Vitra, by Herzog & de Meuron
Within the selection of architecture that Eikongraphia presents there is one architectural firm that dominates with seven projects – Herzog & de Meuron. Since iconography is basically the reconnection of architecture to sculpture, it are not by coincidence architects that often cooperate with artists. Foreign Office comes second with four projects, and Neutelings Riedijk third with three projects.
Last week Vitra announced that the Swiss architects Herzog & de Meuron and Japanese architects SANAA will both build a new building at the Vitra Campus in Weil am Rhein, Germany. Herzog & de Meuron will build a new museum building next to the existing buildings of Frank Gehry, Tadao Ando, and Buckminster Fuller. SANAA will build a new ‘Production hall’ on the other side of the campus. There are currently no images of the design by SANAA besides the rendering of the whole campus that shows a big hall with a rounded perimeter.
The design by Herzog & de Meuron made me think of two images. Firstly there is the image of a Vitra-logo that emerges from criss-cross lines drawn at a corporate paper bag. Secondly, and more prominently, the ‘Favela’ chair by the designers Fernando & Humberto Campana that uses recycled wood strips to construct a seat. The random stacking of similar linear elements is striking. This is however not a design for Vitra, but for Edra.
Herzog & de Meuron write about their design: “The VitraHaus uses directly the archetype of the house, that one encounters everywhere in the world. By stacking, pressing, and extruding – all mechanical procedures that are applied in industrial operations - connects the simple House-form to a complex image where inside and outside overlap.”
The suggestion that the architecture is connected to the production of Vitra furniture is powerful. Let us examine that more closely. After browsing through the collection of Vitra there is one furniture-designer that in an almost theatrical way demonstrates the industrial themes of extruding and stacking, and that is Frank Gehry. The theme of pressing emerges in the ‘Algue’ product – a plastic rhizome-form of a two decimeters square that can be pressed together to create curtains.
The design by Herzog & de Meuron does also relate to the adjacent museum-building of by Frank Gehry, whose form-language already features ‘stacking’, ‘pressing’, and ‘extruding’, and which building is also white. The new Herzog & de Meuron building is therefore highly contextual. In a lecture at the Netherlands Architecture Institute today Anthony Vidler combined in one sentence the words ‘iconographic building’, ‘single’, and ‘non-contextual’. Well, this proves him wrong.
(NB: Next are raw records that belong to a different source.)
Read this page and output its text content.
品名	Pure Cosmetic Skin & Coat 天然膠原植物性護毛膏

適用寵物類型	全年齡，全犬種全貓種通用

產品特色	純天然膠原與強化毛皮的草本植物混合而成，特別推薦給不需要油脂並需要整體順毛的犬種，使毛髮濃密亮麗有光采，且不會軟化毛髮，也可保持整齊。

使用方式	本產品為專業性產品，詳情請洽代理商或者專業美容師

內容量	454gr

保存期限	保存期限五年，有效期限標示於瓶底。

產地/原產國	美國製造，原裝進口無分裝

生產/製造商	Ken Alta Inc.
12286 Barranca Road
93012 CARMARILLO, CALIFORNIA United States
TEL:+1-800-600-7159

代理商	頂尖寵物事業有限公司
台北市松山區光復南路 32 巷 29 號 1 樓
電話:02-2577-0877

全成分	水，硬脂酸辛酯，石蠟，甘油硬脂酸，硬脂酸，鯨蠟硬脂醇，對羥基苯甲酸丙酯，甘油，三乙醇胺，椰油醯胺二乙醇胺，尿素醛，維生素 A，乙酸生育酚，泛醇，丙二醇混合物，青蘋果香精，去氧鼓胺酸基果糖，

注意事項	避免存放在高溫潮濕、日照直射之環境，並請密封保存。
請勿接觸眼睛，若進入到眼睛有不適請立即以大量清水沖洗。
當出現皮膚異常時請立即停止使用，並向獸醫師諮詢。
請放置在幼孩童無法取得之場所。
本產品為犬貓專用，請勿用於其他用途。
Note: Fernando & Humberto Campana present their designs by placing them in a natural environment, but also within a Baroque chamber. This suggests a connection between their furniture designs with its seemingly random pattern of wooden planks to the seemingly random patterns of nature, and further on to the seemingly random patterns of the Baroque. If the work of Herzog & de Meuron is connected to that of the Campana brothers, their work is also connected to nature and further on to the Baroque. Architect Erick van Egeraat already claims that by representing natural patterns (of a rock or a tree) he can make a Baroque architecture.